Ucraina, l’Anpi se la prende con Biden e mezzo mondo anziché con Putin. Renzi: “Parole vergognose”

27 Feb 2022 13:24 - di Redazione
Anpi

Nelle guerre, si sa, è questione di prospettiva. Ma l’avamposto da cui l’Anpi guarda al conflitto russo-ucraino è davvero “singolare”. Già, perché mentre il mondo – tranne la Cina – si schiera compatto a fianco di Kiev, di Zelensky e della popolazione civile, invasi e bombardati dai russi, gli ex partigiani additano un nuovo invasore nella «politica di potenza della Nato». Intimando contestualmente agli Usa di cessare le «clamorose ingerenze nella vita dell’Ucraina». Cosa che, con tutto quello a cui stiamo assistendo, suona quanto meno anacronistico e più che mai sorprendente, sia rispetto a un dato di realtà, che rispetto ai doveri imposti dall’obiettività. Tanto da indignare persino un sostenitore dell’associazione come Matteo Renzi.

L’Anpi attacca Biden, Nato e mezzo mondo per “giustificare” Putin

Insomma, a conflitto in corso, a difendere Putin e l’Armata Rossa è rimasto giusto l’Anpi. Che ieri, ribaltando i ruoli di vittime e carnefici, in un appello per la pace se l’è presa con Biden e mezzo mondo, anziché con Putin e Mosca. Rilanciando un documento che la Segreteria nazionale dell’associazione ha diffuso nei giorni scorsi con cui gli ex partigiani hanno preso posizione sul conflitto. Condannando “fermamente” l’invasione, considerato un vero e proprio atto di guerra che rischia di far precipitare l’Europa sull’orlo di un conflitto globale. Spingendosi poi però addirittura oltre. E arrivando a sostenere che «il riconoscimento dell’indipendenza del Donbass da parte della Russia può portare il mondo a un passo dalla guerra ed è l’ultimo, drammatico atto di una sequenza di eventi innescata dal continuo allargamento della Nato ad est vissuto “legittimamente” da Mosca come una crescente minaccia».

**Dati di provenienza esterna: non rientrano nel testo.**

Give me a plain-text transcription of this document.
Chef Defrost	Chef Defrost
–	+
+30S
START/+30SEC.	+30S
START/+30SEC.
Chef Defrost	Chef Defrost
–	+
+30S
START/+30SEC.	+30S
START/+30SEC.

Renzi: dall’Anpi “parole vergognose”

E dunque: invitando sia Biden a cessare «”immediatamente” sia le clamorose ingerenze nella vita interna dell’Ucraina». Sia l’Unione Europea, la Russia, gli Stati Uniti d’America e la Nato» a ripensare «criticamente ad una politica che negli ultimi 15 anni ha determinato crescenti tensioni e incomprensioni». Laddove gli avverbi acquisiscono nella dichiarazione un significato chiave… Pertanto, malgrado l’auspicio dell’Anpi è che si avvii una trattativa generale «sotto l’egida dell’Onu» in grado di spianare rapidamente la strada verso una pacificazione, la posizione assunta dall’Anpi non è andata giù a Matteo Renzi che, da 24 ore è alle prese con un botta e risposta che non sembra accennare a volgere al termine.

«L’attacco all’imperialismo americano suona come una barzelletta che non fa ridere»

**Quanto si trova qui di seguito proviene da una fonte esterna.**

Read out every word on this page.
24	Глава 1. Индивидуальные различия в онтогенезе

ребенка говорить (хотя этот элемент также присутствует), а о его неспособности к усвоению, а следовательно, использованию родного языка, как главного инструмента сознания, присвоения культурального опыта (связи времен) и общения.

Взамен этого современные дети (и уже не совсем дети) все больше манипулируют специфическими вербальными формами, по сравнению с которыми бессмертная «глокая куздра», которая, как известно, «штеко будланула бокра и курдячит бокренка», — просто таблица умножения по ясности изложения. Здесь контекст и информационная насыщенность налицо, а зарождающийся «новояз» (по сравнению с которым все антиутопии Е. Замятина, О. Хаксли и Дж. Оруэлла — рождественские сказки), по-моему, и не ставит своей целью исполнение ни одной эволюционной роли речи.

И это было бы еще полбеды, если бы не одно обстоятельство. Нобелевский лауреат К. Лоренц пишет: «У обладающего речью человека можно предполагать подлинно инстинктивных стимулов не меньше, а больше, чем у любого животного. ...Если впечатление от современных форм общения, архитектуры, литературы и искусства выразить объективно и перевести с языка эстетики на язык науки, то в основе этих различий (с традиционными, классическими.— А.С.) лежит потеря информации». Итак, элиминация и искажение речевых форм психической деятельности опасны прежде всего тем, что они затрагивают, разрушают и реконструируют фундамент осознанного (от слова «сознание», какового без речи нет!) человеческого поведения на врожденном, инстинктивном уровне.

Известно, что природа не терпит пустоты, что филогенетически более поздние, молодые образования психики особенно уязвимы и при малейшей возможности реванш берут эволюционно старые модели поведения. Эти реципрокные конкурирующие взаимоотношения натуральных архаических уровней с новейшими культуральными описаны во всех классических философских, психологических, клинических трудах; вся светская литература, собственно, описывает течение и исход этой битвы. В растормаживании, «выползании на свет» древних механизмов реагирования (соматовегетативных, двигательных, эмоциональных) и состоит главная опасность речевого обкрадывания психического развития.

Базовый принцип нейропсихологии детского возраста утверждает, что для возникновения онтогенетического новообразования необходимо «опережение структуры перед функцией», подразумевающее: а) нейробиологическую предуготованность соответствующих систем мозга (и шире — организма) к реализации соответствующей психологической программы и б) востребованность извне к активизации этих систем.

Già, perché il leader di Italia Viva oggi, in un’intervista a La Stampa, rilancia senza mezzi termini, quanto già sostenuto ieri all’assemblea nazionale Iv. Ossia che: «La posizione dell’Anpi è scandalosa. Usare il linguaggio anti-americano degli anni ’70 è fuori dalla storia e tradisce uno sguardo ideologico inaccettabile. L’attacco all’imperialismo americano suona come una barzelletta che non fa ridere». E ancora: «Tra i fan nostrani mi dispiace dover annoverare una delle associazioni a cui io tengo di più. Le parole di ieri sera dell’Anpi sul conflitto ucraino sono vergognoseAttaccare il filo imperialismo americano significa essere indietro con le lancette della storia».

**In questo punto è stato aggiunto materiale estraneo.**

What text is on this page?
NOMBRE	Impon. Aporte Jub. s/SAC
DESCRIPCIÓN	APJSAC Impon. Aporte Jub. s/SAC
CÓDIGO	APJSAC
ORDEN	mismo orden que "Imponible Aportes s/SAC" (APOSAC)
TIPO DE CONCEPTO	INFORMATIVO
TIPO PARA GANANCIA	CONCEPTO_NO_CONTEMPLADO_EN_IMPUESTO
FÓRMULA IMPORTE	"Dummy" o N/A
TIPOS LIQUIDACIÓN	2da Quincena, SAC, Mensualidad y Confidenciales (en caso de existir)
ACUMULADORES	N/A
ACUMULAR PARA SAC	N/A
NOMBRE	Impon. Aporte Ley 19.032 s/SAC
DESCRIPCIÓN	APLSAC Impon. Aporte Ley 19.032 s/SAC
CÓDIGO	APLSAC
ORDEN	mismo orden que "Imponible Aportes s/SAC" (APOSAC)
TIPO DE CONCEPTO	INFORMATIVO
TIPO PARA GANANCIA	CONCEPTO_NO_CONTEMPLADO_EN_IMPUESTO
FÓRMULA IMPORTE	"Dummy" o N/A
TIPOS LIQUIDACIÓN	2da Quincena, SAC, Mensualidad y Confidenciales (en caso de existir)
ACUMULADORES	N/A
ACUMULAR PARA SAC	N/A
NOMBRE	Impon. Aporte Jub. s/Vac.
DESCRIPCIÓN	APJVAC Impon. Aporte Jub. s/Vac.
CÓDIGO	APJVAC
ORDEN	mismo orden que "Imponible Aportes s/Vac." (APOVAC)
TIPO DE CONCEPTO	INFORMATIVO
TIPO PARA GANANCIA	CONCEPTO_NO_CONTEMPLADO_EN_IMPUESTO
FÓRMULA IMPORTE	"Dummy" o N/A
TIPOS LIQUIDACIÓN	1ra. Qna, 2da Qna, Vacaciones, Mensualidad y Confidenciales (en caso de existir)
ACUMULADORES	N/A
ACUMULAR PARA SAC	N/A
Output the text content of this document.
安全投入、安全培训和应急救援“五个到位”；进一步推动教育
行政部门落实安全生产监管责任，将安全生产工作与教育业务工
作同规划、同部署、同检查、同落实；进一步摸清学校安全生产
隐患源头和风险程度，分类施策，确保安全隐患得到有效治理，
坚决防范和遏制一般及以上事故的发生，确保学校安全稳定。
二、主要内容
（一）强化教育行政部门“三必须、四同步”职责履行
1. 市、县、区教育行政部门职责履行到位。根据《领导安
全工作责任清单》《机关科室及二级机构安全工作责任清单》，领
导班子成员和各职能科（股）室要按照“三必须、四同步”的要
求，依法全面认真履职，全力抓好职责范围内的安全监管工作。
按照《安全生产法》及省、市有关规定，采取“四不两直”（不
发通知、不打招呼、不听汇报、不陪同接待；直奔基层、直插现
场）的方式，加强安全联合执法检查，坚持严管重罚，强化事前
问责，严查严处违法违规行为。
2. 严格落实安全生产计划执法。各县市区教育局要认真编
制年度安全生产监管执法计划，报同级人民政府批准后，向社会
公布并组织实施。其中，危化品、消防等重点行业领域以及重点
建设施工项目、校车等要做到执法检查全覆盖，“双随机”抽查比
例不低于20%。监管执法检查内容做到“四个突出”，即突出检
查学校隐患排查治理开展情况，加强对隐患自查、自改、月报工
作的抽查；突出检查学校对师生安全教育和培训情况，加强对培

Botta e risposta Renzi-Anpi: l’ultimo round

Dichiarazioni che non sono passate inosservate. E che hanno scatenato polemiche che non accennano a placarsi. E che hanno indotto il Presidente nazionale Anpi, Gianfranco Pagliarulo, a intervenire, dichiarando: «Il testo fa parte di un documento che inizia con la fermissima condanna dell’invasione russa in Ucraina e la richiesta di cessate il fuoco e ritiro delle truppe», spiega Pagliarulo. Che poi però prosegue: «Non commettiamo però l’errore di vedere solo bianco e nero. Oggi Estonia e Lettonia hanno le basi Nato ai confini della Russia. Sarebbe strano immaginare che Mosca non avrebbe reagito». Parole che risuonano e che deflagrano nell’aria, quanto gli echi dei bombardamenti su Kiev.